The corner of his mouth tugs up into a half-smile. “She was always blunt about how our bodies work.”
“With you?”
He exhales roughly. “We had a weird relationship. Your mom never saw me as a love interest, not really. I was her. . . like a girlfriend, I guess. Her confidant.”
“She said you were her first boyfriend.”
“I wanted to be. But she didn’t have those feelings for me. We went out a few times, but we never did more than kiss. She told me when she got her period and when it didn’t show up. Because she was pregnant with you.”
“Oh, wow.” I poke my tongue in the corner of my cheek. A new curiosity drives me forward. “Do you know who my dad is, then?”

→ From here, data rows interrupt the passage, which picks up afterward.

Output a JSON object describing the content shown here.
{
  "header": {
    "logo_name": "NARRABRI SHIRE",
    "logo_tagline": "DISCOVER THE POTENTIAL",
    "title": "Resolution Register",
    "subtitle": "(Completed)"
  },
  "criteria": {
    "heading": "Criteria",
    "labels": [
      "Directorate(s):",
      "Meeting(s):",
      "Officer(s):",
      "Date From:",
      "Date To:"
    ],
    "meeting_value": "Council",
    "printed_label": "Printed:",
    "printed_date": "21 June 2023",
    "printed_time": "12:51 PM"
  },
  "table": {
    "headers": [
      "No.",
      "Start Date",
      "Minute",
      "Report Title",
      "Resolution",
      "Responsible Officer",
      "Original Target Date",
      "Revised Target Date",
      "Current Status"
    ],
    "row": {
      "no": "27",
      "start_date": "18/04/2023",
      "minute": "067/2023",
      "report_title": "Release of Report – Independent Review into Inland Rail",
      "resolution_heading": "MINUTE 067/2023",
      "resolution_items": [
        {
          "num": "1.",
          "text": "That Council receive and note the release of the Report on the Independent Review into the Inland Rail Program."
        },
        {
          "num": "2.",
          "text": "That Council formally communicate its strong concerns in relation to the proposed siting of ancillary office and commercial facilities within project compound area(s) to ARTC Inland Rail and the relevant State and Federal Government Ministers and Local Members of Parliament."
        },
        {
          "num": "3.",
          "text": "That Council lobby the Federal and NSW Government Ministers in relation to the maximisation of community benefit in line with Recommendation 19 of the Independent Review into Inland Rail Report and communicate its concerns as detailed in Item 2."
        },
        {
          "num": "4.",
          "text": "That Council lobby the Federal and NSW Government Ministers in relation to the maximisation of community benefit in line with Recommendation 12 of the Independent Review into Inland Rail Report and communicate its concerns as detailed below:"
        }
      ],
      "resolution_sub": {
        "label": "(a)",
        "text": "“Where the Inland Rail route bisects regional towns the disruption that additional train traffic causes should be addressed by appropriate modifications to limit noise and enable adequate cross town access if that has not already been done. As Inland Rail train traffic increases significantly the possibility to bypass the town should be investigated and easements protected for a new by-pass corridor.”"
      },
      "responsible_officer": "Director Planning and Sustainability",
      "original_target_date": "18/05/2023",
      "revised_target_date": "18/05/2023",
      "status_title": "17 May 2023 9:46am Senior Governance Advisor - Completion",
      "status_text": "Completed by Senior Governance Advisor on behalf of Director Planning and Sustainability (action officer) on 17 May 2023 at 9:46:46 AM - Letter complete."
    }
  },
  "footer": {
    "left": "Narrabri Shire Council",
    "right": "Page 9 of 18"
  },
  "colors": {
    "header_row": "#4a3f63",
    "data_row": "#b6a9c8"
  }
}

He shakes his head. “She never told me.”
“I knew it was a long shot.” I make a face. “I don’t need to know.”
“But it makes sense that you’d want to.”
“I think it’s great you were a good friend to her,” I mumble.
As I try to look away, he catches my chin with his knuckle and gives me another gentle look. “If I can be a friend to you, too, that would make me really happy.”
But I don’t want Henry to be my friend. I don’t understand how my mom could have passed him over for some asshole who would knock her up and then abandon her.
If Henry got me pregnant, he would do the right thing and marry me. I’m sure of it.
Even if he only sees me as his Jennifer’s little girl right now.
Instead of saying any of that, I just shrug.
“Maybe you’ll feel better in the morning,” he finally says. “A good night’s sleep fixes a lot.”
I would have said that this morning, too, but now I’m not so sure. “Then why am I so grumpy now, after having the best sleep of the summer so far?”